There is little dispute that idioms form an important part of the lexicon in news texts. Like vocabulary learning, countless idioms may be daunting for EFL learners. Although idiom dictionaries enhance our understanding of idiomatic expressions used by native speakers, yet they may include a substantial number of rarely-used idioms. This issue can be addressed through a corpus-based study of idioms used in news texts, as current event news reports are close to daily life in many areas. This paper aimed to establish a pedagogical useful list of the most frequent idioms and idiomatic expressions for EFL learners who need to read English news as voluminous reading material. It dealt with a particularly non-compositional subset of formulaic language, namely opaque idiomatic expressions, because they may cause deceptive comprehension for EFL learners. A non-compositional expression is a semantically opaque multiword unit where the meaning of the whole cannot be understood easily from the meanings of its component words.
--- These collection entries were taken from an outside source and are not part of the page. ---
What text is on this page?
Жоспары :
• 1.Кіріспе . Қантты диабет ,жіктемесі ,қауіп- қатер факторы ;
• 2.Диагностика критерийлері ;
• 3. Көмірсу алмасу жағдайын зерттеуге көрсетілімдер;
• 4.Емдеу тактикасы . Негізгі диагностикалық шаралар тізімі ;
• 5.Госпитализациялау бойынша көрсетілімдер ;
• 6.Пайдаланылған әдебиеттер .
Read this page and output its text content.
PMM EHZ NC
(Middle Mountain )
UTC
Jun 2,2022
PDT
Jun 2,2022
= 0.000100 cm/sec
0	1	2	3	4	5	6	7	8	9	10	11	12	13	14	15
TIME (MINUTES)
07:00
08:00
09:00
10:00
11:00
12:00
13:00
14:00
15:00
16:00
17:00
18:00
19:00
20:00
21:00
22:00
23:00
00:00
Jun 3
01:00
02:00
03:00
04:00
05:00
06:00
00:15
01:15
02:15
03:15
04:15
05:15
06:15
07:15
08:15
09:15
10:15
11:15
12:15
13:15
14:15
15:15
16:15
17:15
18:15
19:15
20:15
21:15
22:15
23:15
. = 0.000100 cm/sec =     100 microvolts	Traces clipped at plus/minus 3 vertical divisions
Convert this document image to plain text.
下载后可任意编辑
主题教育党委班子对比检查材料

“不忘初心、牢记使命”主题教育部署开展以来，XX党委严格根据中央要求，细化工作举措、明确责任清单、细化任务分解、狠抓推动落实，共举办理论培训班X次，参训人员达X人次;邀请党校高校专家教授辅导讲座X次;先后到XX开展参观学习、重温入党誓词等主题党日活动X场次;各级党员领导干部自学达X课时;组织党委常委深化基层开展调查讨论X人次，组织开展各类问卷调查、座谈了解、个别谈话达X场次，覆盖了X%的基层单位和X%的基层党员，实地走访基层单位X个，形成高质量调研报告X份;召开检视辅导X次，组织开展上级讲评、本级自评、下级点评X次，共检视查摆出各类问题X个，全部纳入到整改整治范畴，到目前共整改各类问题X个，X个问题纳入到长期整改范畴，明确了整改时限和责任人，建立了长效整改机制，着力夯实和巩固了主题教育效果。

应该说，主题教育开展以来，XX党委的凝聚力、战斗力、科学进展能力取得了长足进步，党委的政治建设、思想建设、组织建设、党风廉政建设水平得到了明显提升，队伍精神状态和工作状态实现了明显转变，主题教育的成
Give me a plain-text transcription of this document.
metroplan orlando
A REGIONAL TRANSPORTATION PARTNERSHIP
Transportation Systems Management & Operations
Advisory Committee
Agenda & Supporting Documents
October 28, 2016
Lexical coverage (the percentage of words known in a text) may be overestimated when non-compositional multiword expressions are hidden in known words and their meanings as a whole are actually unknown to learners (as, of versus as of; carrot, and, stick versus carrot and stick). This research began by compiling a search list of idioms from five online English idiom dictionaries. Through Excel, repeated idioms and phrases were removed. A total of 8,211 idiomatic expressions were identified. Subsequent to the raw list was the corpus search. The researcher searched the 6-billion-word NOW (News on the Web) corpus for the 8,211 items, using the search tool provided on the NOW website. The cutoff point was set at two tokens per million words to meet what Moon (1998) classified as the lowest band of the medium-frequency idioms. Based on frequency and non-compositionality, a total of 675 idiomatic expressions of 2 to 6 words were selected. To verify if they merit pedagogical attention, the 675 expressions were tested on the VOA (Voice of America) news corpus of 6 million words, which were intended for the goal of voluminous reading. Results show that they accounted for 5.08% of the running words in the VOA news corpus. It is hoped that knowledge of the most frequent opaque idiomatic expressions can contribute to filling the chasm of lexical coverage that individual words fail to account for.

Keywords: Idioms, Language education, Voice of America, News